During the first time of agony, when I regained all that I had cut out of my memory, all I could remember was Sallo, and Sallo’s death, and all my life in Arcamand and Etra. For many days afterwards, I believed that that was all I ever would remember. I didn’t want to remember anything I’d learned there, in the house of the murderers. All my treasure of history and verse and stories was stained with their crime. I didn’t want to know what they’d taught me. I wanted nothing they had given me, nothing that belonged to the masters. I tried to push it all away from me, forget it, as I had forgotten them.

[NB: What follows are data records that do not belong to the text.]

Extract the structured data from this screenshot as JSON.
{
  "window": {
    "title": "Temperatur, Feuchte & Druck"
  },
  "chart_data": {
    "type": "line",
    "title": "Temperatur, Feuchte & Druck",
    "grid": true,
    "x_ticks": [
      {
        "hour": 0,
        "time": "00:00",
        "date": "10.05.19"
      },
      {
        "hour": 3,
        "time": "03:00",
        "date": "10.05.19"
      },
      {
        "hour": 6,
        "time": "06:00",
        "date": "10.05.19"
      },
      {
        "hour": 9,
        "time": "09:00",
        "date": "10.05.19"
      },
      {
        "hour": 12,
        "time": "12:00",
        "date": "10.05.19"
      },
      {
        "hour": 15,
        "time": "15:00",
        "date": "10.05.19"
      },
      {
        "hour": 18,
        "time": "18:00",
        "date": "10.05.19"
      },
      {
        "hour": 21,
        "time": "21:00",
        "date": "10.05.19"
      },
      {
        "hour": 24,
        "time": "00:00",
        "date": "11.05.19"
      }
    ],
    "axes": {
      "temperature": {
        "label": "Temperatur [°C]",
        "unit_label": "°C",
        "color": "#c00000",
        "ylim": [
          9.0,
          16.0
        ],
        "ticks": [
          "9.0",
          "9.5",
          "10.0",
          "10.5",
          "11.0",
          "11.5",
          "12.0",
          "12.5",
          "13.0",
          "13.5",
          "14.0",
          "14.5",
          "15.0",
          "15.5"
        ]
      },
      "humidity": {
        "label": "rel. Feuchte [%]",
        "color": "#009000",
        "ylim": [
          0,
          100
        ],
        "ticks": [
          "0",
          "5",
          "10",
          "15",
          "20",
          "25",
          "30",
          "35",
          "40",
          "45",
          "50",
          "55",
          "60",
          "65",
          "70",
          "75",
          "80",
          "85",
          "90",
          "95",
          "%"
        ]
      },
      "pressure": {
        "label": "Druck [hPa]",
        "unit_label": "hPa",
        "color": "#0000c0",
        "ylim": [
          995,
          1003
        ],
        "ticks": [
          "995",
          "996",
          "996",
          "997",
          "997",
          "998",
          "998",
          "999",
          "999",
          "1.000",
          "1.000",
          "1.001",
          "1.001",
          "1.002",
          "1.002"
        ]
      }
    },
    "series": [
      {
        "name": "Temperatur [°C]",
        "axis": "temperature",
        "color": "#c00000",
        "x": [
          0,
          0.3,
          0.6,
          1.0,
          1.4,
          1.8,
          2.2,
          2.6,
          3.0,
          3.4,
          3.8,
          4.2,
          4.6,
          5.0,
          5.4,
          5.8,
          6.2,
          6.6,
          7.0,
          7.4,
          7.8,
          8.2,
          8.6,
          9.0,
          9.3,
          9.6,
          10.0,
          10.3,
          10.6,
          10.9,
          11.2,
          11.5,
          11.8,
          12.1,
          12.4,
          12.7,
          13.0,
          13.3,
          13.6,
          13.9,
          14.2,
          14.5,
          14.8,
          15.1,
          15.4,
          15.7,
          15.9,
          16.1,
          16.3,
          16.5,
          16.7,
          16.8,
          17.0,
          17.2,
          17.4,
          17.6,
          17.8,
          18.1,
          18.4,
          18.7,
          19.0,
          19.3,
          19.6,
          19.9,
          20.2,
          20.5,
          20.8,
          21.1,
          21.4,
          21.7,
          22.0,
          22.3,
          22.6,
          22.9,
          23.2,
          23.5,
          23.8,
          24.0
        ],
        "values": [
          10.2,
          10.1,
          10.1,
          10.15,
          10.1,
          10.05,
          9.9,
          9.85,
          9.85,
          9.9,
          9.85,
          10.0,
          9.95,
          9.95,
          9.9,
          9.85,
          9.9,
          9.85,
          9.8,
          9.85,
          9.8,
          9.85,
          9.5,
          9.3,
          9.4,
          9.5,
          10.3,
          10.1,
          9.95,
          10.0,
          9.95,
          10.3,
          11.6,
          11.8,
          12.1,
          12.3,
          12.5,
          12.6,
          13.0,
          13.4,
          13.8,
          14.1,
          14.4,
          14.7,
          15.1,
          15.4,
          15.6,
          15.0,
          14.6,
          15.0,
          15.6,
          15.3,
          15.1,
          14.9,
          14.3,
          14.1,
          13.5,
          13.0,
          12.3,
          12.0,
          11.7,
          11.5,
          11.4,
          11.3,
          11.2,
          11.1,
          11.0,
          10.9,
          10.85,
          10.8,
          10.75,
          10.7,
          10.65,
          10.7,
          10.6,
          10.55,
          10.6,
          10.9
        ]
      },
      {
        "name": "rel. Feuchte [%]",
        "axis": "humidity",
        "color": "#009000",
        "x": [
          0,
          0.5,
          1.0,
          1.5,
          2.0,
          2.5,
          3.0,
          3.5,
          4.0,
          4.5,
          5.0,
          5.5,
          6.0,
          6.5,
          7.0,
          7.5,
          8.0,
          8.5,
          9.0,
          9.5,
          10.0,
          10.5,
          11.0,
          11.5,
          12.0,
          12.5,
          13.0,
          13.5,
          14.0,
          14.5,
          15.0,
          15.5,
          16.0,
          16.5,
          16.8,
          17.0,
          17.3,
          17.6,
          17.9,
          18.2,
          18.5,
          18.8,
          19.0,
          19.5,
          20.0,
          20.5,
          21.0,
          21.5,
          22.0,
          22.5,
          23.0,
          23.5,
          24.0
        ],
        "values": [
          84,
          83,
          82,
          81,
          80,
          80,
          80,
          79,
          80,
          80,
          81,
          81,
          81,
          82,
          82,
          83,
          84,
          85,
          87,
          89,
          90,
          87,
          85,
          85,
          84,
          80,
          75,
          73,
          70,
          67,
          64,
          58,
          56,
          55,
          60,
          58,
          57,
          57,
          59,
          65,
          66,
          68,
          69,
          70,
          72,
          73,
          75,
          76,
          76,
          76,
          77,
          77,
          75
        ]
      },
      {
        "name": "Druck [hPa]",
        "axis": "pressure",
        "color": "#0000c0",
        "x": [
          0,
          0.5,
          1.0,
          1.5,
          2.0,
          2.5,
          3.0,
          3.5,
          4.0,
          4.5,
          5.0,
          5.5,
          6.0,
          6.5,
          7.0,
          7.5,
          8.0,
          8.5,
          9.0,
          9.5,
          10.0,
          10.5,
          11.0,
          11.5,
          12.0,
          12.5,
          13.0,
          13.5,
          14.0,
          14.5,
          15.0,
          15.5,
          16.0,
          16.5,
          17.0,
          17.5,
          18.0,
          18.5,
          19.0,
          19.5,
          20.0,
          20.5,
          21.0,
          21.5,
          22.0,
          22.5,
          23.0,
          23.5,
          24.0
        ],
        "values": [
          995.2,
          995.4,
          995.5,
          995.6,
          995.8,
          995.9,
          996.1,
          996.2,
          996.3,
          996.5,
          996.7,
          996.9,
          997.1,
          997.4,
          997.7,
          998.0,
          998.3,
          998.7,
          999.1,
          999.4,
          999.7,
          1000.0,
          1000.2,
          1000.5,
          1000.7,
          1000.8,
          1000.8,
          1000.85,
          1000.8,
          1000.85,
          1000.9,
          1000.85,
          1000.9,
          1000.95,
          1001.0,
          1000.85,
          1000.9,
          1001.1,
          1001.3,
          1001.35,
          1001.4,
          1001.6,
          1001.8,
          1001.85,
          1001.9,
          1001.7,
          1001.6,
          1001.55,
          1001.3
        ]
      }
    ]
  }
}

But that was foolish, and I knew it in my heart. Gradually the healing took place, seeming as it always does that it wasn’t taking place. Little by little I let all I’d learned return to me, and it was not stained, not spoiled. It didn’t belong to the masters, it wasn’t theirs: it was mine. It was all I ever really had owned. So I stopped the effort to forget, and all my book learning came back to me with the clarity and completeness some people find uncanny, though the gift isn’t that rare. Once again I could go into the schoolroom or the library of Arcamand in my mind, and open a book, and read it. Standing before the people in the high wooden hall, I could open my mouth and speak the first lines of a poem or a tale, and the rest would follow of itself, the poetry saying and singing itself through me, the story renewing itself in itself as a river runs.